É provável que, sem CLT, os mais de 16 mil sindicatos no Brasil sofressem cortes drásticos. Para se tornarem mais articulados e interferirem de fato no bolso dos patrões, trabalhadores se reuniriam em grupos com interesses mais amplos. O Sindicato dos Classificadores de Produtos de Origem Vegetal, por exemplo, teria de se aproximar do Sindicato de Agricultores.

Assim, seria mais fácil criar uma espécie de “tabela” para os serviços em cada região. Tudo para garantir que tomates-cereja não passassem por tomate holandês, e flutuações de preço fossem proporcionais. As pessoas, dessa forma, saberiam melhor quanto cobrar.

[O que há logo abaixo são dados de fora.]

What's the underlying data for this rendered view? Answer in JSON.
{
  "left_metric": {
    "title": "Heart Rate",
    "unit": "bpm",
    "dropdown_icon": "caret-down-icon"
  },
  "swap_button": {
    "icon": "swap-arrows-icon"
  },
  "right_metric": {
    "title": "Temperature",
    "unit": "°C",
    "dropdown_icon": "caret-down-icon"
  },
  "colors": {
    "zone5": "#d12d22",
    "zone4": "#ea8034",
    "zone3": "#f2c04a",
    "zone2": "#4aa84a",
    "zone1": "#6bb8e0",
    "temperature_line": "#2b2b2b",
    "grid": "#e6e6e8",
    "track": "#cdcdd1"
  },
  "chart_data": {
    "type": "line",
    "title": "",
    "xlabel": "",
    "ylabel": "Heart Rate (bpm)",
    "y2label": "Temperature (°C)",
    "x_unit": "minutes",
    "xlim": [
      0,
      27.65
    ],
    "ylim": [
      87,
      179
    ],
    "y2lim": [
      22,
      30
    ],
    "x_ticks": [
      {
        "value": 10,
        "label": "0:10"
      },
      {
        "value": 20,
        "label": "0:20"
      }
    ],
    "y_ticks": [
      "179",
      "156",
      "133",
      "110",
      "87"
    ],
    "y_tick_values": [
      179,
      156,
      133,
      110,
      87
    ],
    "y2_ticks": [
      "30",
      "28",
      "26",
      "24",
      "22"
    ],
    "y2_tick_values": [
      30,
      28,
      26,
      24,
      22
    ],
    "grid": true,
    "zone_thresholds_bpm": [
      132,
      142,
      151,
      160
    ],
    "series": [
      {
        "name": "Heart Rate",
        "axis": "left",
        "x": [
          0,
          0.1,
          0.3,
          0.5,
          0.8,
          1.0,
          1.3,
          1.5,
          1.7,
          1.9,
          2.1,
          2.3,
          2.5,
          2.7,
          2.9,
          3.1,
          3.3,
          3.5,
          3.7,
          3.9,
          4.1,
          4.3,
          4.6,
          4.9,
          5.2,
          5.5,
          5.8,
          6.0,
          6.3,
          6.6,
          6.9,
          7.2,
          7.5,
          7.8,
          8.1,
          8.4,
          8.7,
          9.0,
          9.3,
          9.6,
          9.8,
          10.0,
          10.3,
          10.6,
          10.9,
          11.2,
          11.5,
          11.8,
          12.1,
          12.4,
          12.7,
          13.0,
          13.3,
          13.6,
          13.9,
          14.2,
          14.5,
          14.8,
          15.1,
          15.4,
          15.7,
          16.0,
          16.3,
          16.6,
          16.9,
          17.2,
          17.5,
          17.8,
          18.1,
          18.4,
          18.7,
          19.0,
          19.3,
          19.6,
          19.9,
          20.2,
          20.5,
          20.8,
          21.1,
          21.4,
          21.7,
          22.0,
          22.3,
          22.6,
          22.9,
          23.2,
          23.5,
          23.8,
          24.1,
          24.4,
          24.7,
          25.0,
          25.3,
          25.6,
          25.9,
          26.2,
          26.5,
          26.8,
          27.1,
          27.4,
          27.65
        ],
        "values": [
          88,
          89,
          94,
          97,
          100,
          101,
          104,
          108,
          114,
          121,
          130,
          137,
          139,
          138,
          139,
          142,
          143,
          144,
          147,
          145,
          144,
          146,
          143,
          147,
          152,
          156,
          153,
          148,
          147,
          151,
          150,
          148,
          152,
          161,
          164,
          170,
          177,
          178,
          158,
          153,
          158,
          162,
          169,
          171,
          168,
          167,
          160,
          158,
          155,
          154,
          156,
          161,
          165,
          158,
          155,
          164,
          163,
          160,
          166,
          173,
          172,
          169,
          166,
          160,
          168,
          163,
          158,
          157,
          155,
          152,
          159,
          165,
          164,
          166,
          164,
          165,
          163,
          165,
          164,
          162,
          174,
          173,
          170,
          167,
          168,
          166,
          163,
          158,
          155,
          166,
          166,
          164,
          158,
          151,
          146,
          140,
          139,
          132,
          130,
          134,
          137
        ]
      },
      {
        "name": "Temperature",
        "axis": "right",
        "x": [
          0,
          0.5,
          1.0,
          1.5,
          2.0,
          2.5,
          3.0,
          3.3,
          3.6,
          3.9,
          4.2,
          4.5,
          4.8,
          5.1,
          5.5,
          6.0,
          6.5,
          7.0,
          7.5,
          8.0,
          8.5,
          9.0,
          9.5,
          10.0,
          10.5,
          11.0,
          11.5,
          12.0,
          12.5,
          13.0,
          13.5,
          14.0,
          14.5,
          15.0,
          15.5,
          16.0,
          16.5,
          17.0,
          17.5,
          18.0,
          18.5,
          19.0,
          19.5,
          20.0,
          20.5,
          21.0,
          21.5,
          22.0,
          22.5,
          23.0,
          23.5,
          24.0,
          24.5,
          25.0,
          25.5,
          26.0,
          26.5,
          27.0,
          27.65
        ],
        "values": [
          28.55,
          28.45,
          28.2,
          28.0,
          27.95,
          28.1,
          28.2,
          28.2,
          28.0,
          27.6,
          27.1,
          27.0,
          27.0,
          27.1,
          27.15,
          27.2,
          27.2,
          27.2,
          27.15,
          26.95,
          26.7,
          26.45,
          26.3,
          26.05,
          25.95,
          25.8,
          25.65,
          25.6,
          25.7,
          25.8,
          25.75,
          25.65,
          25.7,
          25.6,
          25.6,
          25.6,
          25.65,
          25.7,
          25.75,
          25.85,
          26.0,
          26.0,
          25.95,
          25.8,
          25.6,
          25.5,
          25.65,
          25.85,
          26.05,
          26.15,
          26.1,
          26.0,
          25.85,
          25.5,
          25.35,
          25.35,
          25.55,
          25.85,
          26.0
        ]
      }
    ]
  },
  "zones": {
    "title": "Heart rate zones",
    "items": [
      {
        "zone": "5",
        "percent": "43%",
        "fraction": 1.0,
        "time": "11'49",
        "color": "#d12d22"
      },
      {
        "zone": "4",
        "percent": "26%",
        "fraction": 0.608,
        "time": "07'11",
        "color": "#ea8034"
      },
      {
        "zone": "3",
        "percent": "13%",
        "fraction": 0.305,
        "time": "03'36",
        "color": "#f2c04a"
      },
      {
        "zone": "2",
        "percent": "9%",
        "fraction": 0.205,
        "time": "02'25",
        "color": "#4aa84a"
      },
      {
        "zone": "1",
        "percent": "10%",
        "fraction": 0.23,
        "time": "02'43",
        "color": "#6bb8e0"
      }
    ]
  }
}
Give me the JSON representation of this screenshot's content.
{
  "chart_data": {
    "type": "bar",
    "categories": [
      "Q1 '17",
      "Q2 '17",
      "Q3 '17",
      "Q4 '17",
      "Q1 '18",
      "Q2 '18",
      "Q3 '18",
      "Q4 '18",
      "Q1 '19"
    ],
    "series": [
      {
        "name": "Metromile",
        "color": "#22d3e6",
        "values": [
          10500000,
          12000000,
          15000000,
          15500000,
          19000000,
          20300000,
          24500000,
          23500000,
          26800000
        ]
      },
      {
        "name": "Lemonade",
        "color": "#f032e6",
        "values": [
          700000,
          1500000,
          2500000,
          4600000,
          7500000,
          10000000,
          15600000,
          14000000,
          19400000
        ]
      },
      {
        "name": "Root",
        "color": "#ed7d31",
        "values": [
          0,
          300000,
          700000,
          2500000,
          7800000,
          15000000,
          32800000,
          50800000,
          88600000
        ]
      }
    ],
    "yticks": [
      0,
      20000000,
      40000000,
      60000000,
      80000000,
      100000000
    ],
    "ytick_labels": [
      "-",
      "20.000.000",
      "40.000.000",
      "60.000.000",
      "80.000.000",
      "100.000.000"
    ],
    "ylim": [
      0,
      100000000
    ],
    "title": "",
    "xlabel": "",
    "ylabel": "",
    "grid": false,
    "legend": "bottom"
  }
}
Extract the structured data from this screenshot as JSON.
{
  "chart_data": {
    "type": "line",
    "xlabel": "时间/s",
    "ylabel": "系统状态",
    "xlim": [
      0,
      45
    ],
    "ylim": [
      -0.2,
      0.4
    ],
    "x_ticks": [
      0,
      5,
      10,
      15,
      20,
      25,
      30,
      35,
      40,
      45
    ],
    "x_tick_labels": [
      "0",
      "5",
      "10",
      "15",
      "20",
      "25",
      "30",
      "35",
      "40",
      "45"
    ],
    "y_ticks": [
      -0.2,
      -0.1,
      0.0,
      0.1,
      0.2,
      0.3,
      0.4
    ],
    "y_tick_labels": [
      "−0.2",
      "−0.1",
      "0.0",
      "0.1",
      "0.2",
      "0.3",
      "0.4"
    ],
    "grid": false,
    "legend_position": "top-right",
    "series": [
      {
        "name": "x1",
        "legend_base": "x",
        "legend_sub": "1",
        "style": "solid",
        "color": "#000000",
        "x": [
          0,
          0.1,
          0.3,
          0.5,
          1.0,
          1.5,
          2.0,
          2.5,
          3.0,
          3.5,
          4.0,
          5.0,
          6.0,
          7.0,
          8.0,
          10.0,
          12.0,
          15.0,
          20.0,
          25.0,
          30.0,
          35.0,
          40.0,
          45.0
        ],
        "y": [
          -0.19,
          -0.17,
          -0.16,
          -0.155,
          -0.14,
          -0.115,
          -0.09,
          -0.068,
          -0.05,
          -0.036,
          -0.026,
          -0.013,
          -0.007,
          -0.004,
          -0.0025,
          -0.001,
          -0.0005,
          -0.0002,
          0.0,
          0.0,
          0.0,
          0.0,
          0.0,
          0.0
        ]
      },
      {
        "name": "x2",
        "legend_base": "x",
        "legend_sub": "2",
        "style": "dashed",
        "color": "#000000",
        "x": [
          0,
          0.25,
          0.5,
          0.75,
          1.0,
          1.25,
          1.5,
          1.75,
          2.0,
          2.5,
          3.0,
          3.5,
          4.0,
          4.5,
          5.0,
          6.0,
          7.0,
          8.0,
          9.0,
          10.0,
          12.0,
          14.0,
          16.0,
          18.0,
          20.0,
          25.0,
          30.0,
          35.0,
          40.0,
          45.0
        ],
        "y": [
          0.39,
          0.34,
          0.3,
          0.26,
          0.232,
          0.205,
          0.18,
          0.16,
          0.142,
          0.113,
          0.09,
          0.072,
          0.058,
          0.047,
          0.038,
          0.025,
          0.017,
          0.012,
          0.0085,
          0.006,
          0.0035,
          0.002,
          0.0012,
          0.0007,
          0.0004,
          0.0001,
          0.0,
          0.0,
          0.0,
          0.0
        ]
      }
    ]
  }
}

Seja como for, o fato é que a rotatividade de funcionários seria bem maior, em qualquer área. No Brasil, de cada cem vínculos ativos em 2014 em áreas que costumam contratar pessoas com carteira assinada, 40 foram encerrados até o final de um ano. Em áreas dominadas por serviços terceirizados, foram 80 rompimentos para cem vínculos. Natural: a multa de 40% sobre o FGTS, um item pétreo da CLT, desestimula a demissão de maus funcionários. Sem multa, as trocas acontecem quando precisam acontecer. Ai de quem pisar no tomate.